Tuesday, June 26, 2007

Making an Audio CD with Nero

Another question that I see very often.

Mostly, you and I don't bother with traditional systems but Aunt Maye (or Nellie or whatever) has an Audio CD system and your mp3 collection doesn't work on her system. You need to give her an audio CD that she can put into her CD drive to listen to the kewl music you saved from the Jurassic age.

Here's how you do it using NERO:

If you have Nero Startsmart:

Load it. C'mon, you know how to do that!

Hover your mouse pointer over the "music" symbol, like so:

The display will change to give you options to create various disks.

Move your Mouse pointer down and click on "Make Audio CD", you'll get the screen on your left. Just follow instructions and you'll have a CD that'll play in most systems (presuming you put a blank CD into the drive to start with).

If you don't have Nero Startsmart:

Start Nero.

You should get the following screen:

If you don't, it means that you haven't enabled the wizard. Go to Help --> Use the Nero Wizard. If the Wizard doesn't appear restart Nero.

Select "Compile a new CD" and hit the "Next" button. You'll get the following screen:

Click the "Audio CD" radio button and then hit "Next". The wizard will guide you in making the Audio CD.

Feel free to ask if any of the above is confusing or doesn't work.


Sunday, June 24, 2007

Enabling Javascript

Okay this has had several people I know in a tizzy. They go to a site and it tells them that they need javascript. So they download Java, install it and try again and - nothing happens! The site still tells them they need javascript!

One thing you HAVE to understand is that Java and Javascript are different. It doesn't matter what the difference is. What's important is that if a site tells you that you need Javascript, well, you need to enable it in your browser. Downloading and installing Java won't help because that's not what the site is asking you to do at all.

The good news is that you don't need to download anything to enable Javascript.
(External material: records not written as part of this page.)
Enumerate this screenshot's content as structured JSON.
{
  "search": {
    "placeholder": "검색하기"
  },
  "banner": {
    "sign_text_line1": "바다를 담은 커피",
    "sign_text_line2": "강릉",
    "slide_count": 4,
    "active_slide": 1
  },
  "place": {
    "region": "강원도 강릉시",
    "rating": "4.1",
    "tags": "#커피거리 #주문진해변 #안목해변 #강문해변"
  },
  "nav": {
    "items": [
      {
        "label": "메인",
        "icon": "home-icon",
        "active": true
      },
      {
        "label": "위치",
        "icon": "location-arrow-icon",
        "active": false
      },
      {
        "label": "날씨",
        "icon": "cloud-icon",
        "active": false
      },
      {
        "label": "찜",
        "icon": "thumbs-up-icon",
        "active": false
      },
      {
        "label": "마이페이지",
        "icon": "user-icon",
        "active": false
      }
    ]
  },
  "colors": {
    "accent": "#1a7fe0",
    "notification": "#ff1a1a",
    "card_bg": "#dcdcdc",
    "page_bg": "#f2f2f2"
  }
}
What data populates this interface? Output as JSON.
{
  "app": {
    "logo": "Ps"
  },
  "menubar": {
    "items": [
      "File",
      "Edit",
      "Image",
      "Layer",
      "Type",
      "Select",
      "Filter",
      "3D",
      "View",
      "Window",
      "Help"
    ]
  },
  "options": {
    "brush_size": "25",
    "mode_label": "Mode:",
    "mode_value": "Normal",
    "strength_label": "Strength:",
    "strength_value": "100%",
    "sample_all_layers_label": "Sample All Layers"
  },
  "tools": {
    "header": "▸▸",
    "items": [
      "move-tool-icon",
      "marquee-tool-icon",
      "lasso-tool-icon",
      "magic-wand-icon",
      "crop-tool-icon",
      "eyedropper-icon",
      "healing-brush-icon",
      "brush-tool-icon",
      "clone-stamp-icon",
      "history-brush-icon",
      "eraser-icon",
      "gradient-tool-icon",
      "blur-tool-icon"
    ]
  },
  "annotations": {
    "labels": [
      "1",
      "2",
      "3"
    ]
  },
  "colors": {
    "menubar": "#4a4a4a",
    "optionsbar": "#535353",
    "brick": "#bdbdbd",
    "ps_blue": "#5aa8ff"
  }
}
You do need to enable it in your browser, which means that you have to tell your browser that you want it to run the Javascript commands that are on the site. To do this:

If you are using Internet Explorer 5 or higher (if you're using XP Pro it'll either be IE6 or 7, so this will work):
  1. Open Internet Explorer.
  2. On the Tools menu, click Internet Options.
  3. On the Security tab, click Internet.
  4. Click Custom Level.
  5. Scroll down to Active scripting.
  6. Click Enable (or Prompt).
  7. Click OK.
  8. Click Yes.
  9. Click OK.
If you are using Firefox 1.xx:
  1. Open Firefox.
  2. On the Tools menu, click Options.
  3. Click Web Features in the Options list.
  4. Under the Web Features section, check the box next to Enable JavaScript.
  5. Click the Advanced button to open the Advanced JavaScript Options box.
  6. Check the boxes under Allow scripts to section that you want to allow.
  7. Click OK.
  8. Click OK.
If you are using Firefox 2.xx:
  1. Open Firefox.
  2. On the Tools menu, click Options.
  3. Click on the Content icon.
  4. Check the box next to Enable JavaScript.
  5. Click OK.
If you're confused by the above or use a browser that's not covered, mosey along to Mr. Ed and you'll get a complete explanation with screenshots.


Friday, June 22, 2007

Quick System Restore with Windows XP

Windows is Windows and very often you may find your computer doing decidedly odd things at startup, like freezing or throwing unintelligible messages at you.

The best thing to do at such a time is a System Restore, which rolls back your system (your computer) to a state where it worked.

Unfortunately, Microsoft, in its wisdom, gives you a very complicated set of instructions on how to do this (if you actually do know how to use the "Help" feature, which will take an entire textbook to explain).

The irony is, Microsoft has actually coded a very simple way to do a System Restore. It's easy to use and easy to remember. Here's how to do it:
  1. Restart your computer
  2. When you see the memory check at the top left of your screen, repeatedly hit the F8 function key at the top of your keyboard (it's above and between the 9 and 0 keys at the top).
  3. You'll be presented with a text-only screen that has various options. Use the Up/Down arrow keys of your keyboard to highlight "Last Known Good Configuration" and hit enter.
  4. For some odd reason, you'll be asked which Operating System to use. Since most people use Windows XP, that'll be the only option shown and highlighted. Hit enter. If you're one of those experimentative (I made that word up) types who has more than one OS (Operating System) installed and Windows XP isn't the one highlighted, highlight it with the arrow keys and then hit enter
Sit back and see your computer come to life again.

There's a drawback to System Restore, of course. Any programs or software you install between the last known good configuration and the time the computer stopped working will disappear. Since it was probably one of those programs that caused the problem this is a good thing. If you think you absolutely MUST have those programs/software install them one at a time and reboot between each installation. If your computer behaves oddly after reboot do a System Restore and ditch the last piece of software installed (if you bought it, go back to the seller for a refund).